Applications are invited for a research software developer position in the lab of Dr. Stephanie Jones at Brown University. The level of the hire depends on experience. Our group combines human electrophysiological recordings and computational neural modeling techniques to study the mechanisms and meaning of brain dynamics in health and disease. We collaborate extensively with animal electrophysiologists and clinicians to develop data-constrained models that are translationally relevant. The software developer / research associate will work with a team of researchers at Brown, Mass General Hospital, and Yale to help develop a new software tool for circuit-level investigation of human magneto- and electro- encephalography (MEG/EEG) signals: Human Neocortical Neurosolver, HNN (https://hnn.brown.edu). The goal of this software is to provide the community with a user-friendly tool to develop and test hypotheses on the circuit origin of their data. The hired candidate will help support and expand HNN’s capabilities, including software development and working with researchers to apply HNN to specific neuroscience questions. Duties will also include development of tutorials, online resources, and participation in workshops aimed at training the community in the use and applicability of HNN.
Candidates should have a Bachelor’s, Master’s, or PhD in computer science, neuroscience, biomedical engineering, and/or related field. Strong Python programming skills are required, and experience with neural modeling, particularly NEURON, is preferred. Familiarity with MEG/EEG analysis methods and/or non-invasive brain stimulation is also beneficial. Candidates should be able to work in a dynamic, interdisciplinary, and fun work environment.
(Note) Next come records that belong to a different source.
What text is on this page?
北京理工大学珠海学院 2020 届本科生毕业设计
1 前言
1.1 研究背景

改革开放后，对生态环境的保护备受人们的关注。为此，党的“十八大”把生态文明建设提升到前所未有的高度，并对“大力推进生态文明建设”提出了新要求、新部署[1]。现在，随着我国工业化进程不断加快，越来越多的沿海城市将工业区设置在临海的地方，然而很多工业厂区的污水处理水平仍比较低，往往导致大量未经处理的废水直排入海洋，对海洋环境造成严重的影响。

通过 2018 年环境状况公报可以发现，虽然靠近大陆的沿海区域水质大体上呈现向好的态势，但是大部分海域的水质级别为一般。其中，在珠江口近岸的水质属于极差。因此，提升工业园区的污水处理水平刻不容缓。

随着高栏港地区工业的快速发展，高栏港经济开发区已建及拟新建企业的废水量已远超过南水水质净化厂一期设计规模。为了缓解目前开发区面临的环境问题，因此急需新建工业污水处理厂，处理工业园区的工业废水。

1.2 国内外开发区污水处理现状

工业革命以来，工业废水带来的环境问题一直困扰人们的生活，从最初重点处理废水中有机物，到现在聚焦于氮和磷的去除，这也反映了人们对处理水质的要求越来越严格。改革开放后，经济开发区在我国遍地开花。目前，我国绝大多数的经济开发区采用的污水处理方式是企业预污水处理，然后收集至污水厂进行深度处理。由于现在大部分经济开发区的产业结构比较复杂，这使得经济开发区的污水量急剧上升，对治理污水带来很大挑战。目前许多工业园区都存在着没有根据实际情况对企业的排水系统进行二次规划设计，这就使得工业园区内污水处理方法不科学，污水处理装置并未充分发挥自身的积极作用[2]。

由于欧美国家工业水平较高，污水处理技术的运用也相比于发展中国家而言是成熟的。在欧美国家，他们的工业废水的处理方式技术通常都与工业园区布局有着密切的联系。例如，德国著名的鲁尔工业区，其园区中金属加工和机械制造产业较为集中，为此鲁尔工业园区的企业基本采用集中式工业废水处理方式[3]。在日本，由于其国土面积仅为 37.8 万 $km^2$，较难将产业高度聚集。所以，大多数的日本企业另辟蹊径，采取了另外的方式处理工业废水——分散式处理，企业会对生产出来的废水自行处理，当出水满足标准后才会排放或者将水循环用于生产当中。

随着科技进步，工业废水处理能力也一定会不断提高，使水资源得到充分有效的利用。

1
Interested candidates should send a cv and a brief description of qualifications and research interests to the Jones lab manager Dylan_S_Daniels@brown.edu.
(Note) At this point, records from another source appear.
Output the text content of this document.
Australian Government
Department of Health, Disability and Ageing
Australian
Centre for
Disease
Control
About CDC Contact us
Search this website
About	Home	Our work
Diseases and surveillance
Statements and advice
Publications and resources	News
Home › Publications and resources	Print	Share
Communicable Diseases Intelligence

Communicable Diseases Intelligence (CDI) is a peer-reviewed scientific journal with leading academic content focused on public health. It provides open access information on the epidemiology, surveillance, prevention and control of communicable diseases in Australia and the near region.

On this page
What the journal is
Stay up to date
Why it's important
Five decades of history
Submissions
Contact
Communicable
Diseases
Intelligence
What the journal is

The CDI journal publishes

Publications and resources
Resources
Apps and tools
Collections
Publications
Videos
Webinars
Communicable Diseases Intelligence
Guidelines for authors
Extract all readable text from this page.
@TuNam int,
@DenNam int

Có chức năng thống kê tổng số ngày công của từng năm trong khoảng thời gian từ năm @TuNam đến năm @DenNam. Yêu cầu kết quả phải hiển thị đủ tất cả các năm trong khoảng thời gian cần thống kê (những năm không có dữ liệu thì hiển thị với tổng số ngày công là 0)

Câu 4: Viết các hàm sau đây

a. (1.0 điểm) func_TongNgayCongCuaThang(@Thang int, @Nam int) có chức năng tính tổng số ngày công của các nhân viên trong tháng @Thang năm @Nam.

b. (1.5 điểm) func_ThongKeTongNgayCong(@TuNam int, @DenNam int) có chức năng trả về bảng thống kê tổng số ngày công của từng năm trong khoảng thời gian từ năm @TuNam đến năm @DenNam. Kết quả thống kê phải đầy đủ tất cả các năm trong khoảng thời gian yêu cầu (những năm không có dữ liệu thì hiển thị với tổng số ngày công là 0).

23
Internal Number: 355355355
About Stephanie Jones Lab Brown University
The Jones lab at Brown University combines experimental and theoretical techniques to study human brain dynamics. Our mission is to develop biophysically principled models of neural circuits that bridge electrophysiological measures of brain function to the underlying cellular and network level dynamics. We aim to translate an understanding of the network mechanism underlying measured brain signals into strategies to improve disrupt function.